No largo, no meio da relva, caía a noite e uma chuva miudinha. Observava os cães, de todas as raças que mijavam alçando a perna e aproveitavam para marcar território. Observava os seus donos que estão ali por causa deles e (ou) por causa dos outros donos de cães com quem tem agora uma cumplicidade, quase canina.
Trocam informação preciosa sobre cães, dedos de conversa sobre muitas outras coisas, pequenas confidências ou arremedos de pequenas e grandes seduções. Dão trela aos cães e aos donos dos cães. Tiram a trela e põem a trela enquanto a chuva cai irritante.

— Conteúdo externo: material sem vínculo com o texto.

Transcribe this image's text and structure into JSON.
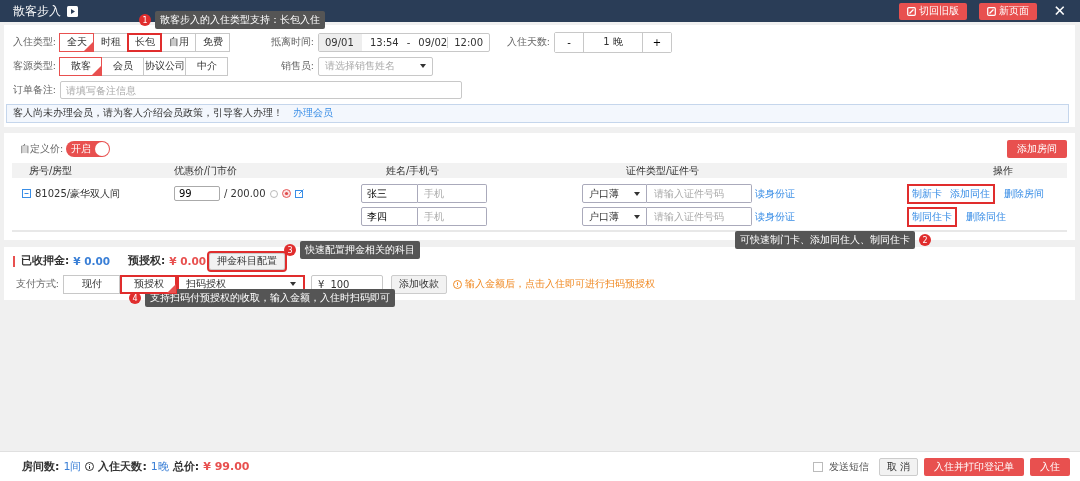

Todos sem exceção tem uma especial atenção para com alguns atos dos cães que se colocavam em situações menos adequadas, se exaltavam, iniciavam pequenas escaramuças, se afastavam das zonas de conforto, então verificava-se que o dono ou a dona tomavam atitudes pedagogicamente assertivas, pois é muito importante que o animal perceba quem é que manda.
Observava aquela simpática manifestação de animais e pessoas, alguns deles e delas, suas conhecidas. Olhavam-se no fundo da sua alma, da sua solidão e sorriam, enquanto os cães corriam uns atrás dos outros e saltavam, cheiravam-se reciprocamente, ladravam e abanavam o rabo, ele no seu voyeurismo decrépito era o único que estava ali a mais, desejando perversamente que todos trocassem de papéis.